Ruthenium Nitrosyl Porphyrins Coordinated with Aryloxides Containing Internal Hydrogen Bonds

The synthesis, characterization, and redox behavior of aryloxide complexes containing an increasing number of internal hydrogen bonds (OEP)Ru(NO)(OArxH) (OEP=octaethylporphyrinato dianion; x=0, 1, 2) are reported. These nitrosyl aryloxide compounds were characterized by X‐ray crystallography, IR and 1H NMR spectroscopy. The IR spectra displayed υNO frequencies in the 1823–1843 cm−1 range with compounds possessing more internal hydrogen bonds demonstrating higher υNO frequencies due to diminished π‐backdonation to the Ru−NO fragment. Comparison of the distinct υNH and δN−H signals in the IR and 1H NMR spectra of the free and complexed OAr1H/OAr2H ligands support the notion of additional electron density being removed via intramolecular hydrogen bonding. Results of DFT calculations on the (porphine)Ru(NO)(OArxH) models (porphine=unsubstituted porphyrin) reveal that the HOMOs of these complexes have significant axial ligand contributions, whereas the HOMOs of the five‐coordinate [(porphine)RuNO)]+ cation resides mostly on the equatorial porphyrin macrocycle.
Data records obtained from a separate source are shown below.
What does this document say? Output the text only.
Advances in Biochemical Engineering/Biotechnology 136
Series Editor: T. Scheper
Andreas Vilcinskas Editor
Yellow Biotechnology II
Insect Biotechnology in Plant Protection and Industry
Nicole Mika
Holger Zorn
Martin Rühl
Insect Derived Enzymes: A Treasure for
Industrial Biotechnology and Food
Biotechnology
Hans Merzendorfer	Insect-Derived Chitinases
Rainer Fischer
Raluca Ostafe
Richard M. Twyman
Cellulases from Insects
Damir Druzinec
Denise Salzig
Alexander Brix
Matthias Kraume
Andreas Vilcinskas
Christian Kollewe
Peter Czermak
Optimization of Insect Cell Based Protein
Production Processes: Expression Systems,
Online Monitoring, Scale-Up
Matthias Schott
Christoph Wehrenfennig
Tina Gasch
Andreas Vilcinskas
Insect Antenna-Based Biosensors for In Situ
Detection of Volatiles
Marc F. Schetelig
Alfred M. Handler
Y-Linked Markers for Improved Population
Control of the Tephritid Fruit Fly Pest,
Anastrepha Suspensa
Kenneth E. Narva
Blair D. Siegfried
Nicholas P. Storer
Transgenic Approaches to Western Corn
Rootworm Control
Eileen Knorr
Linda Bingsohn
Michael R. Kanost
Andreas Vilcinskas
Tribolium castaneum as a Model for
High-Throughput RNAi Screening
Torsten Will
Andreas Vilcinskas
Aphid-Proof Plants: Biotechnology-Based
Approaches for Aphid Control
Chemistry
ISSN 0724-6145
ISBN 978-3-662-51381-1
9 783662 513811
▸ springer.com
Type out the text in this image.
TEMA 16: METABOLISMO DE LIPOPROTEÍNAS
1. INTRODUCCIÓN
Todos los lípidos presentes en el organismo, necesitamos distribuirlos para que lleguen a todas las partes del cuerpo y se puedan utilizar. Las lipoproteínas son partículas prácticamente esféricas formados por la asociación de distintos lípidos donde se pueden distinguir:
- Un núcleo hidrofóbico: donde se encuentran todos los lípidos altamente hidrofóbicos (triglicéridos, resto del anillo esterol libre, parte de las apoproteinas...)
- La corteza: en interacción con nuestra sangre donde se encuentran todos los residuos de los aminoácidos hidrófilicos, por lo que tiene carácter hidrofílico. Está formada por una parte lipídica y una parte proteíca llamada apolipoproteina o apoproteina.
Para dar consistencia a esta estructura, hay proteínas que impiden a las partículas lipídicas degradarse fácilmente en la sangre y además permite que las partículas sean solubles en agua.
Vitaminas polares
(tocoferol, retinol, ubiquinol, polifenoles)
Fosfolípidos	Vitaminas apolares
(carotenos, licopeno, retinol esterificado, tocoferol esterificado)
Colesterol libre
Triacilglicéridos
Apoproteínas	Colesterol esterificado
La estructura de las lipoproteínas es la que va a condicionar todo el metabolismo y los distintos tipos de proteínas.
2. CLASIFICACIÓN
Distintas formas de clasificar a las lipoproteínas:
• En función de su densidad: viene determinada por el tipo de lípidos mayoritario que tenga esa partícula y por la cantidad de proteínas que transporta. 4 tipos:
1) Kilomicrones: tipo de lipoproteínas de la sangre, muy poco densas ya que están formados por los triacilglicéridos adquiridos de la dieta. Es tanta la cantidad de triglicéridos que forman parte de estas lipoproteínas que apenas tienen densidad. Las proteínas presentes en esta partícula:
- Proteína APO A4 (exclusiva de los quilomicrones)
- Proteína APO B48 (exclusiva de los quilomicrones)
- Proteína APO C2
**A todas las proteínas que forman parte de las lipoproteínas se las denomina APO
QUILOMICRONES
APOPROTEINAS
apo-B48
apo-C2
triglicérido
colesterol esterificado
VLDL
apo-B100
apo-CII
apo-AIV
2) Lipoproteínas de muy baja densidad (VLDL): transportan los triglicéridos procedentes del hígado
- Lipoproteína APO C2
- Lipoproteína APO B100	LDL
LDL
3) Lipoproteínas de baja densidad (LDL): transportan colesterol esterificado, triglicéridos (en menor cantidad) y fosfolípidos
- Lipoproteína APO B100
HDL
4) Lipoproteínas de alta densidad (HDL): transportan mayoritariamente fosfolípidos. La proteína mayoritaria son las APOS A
The electrochemical results of these (OEP)Ru(NO)(OArxH) complexes in CH2Cl2 reveal first oxidations that occur at increasingly positive potentials when more internal hydrogen bonds are present. Based on the DFT and preliminary IR spectroelectrochemical results, we propose that the electrooxidations result in eventual dissociation of the axial aryloxide ligands. Ruthenium nitrosyl porphyrins with trans aryloxides that differ in the number of internal H‐bonds have been prepared. Cyclic voltammetry of these (OEP)Ru(NO)(OArxH) (OEP=octaethylporphyrinato dianion) compounds reveal electrooxidations with variable chemical reversibility that correlate with the number of internal H‐bonds. DFT‐calculated HOMOs suggest electron removal resulting in the net loss of the trans aryloxides.